De reden dat er naast aanpassing van de Wet op de loonbelasting 1964 geen uitvoerbare en handhaafbare alternatieven zijn, is dat betrouwbare gegevens over de feitelijke hoogte van de extra’s in de registratie bij UWV ontbreken. Dergelijke gegevens kunnen alleen verkregen worden door het inrichten van een handmatig proces waarbij werkgevers en Wajongers informatie aan UWV doorgeven. Een dergelijk proces brengt handhavings- en frauderisico’s met zich mee omdat de ontvangen gegevens niet gecontroleerd kunnen worden.
Binnen het huidige wettelijke kader is het niet mogelijk om extra’s boven het maandinkomen zoals bonussen en gratificaties volledig vrij te stellen.
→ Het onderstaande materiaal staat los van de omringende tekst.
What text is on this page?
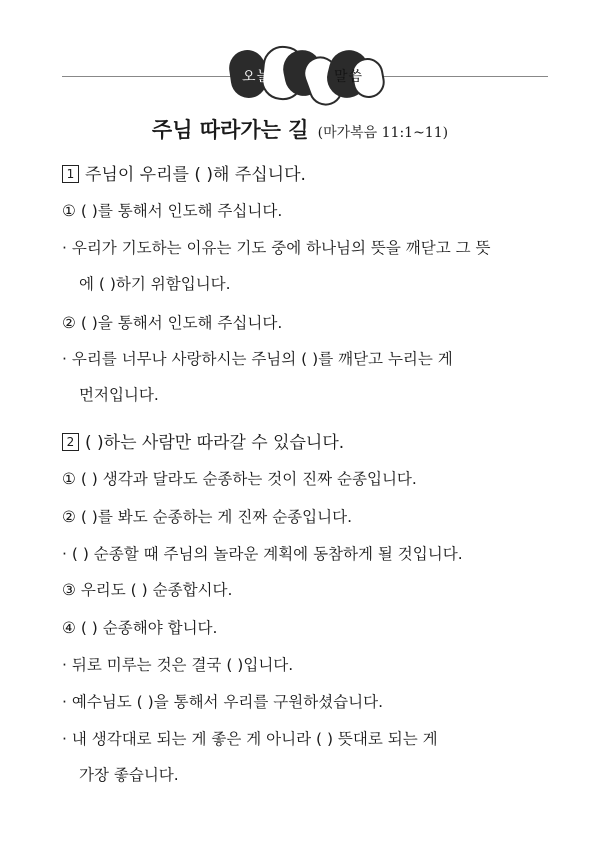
오늘의	말씀
주님 따라가는 길 (마가복음 11:1~11)
1 주님이 우리를 ( )해 주십니다.
① ( )를 통해서 인도해 주십니다.
· 우리가 기도하는 이유는 기도 중에 하나님의 뜻을 깨닫고 그 뜻
에 ( )하기 위함입니다.
② ( )을 통해서 인도해 주십니다.
· 우리를 너무나 사랑하시는 주님의 ( )를 깨닫고 누리는 게
먼저입니다.
2 ( )하는 사람만 따라갈 수 있습니다.
① ( ) 생각과 달라도 순종하는 것이 진짜 순종입니다.
② ( )를 봐도 순종하는 게 진짜 순종입니다.
· ( ) 순종할 때 주님의 놀라운 계획에 동참하게 될 것입니다.
③ 우리도 ( ) 순종합시다.
④ ( ) 순종해야 합니다.
· 뒤로 미루는 것은 결국 ( )입니다.
· 예수님도 ( )을 통해서 우리를 구원하셨습니다.
· 내 생각대로 되는 게 좋은 게 아니라 ( ) 뜻대로 되는 게
가장 좋습니다.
Met de voorgestelde geharmoniseerde inkomensregeling behouden Wajongers bij het ontvangen van extra’s boven het maandinkomen in ieder geval minimaal 30 procent. Voor de Wajongers die in het kader van de garantieregeling een uitkering ontvangen ter hoogte van het garantiebedrag, geldt dat zij eenmalige beloningen volledig kunnen behouden. Bij een (tijdelijke) toename van het inkomen door bijvoorbeeld een extra bovenop het maandinkomen blijft dit garantiebedrag namelijk van toepassing.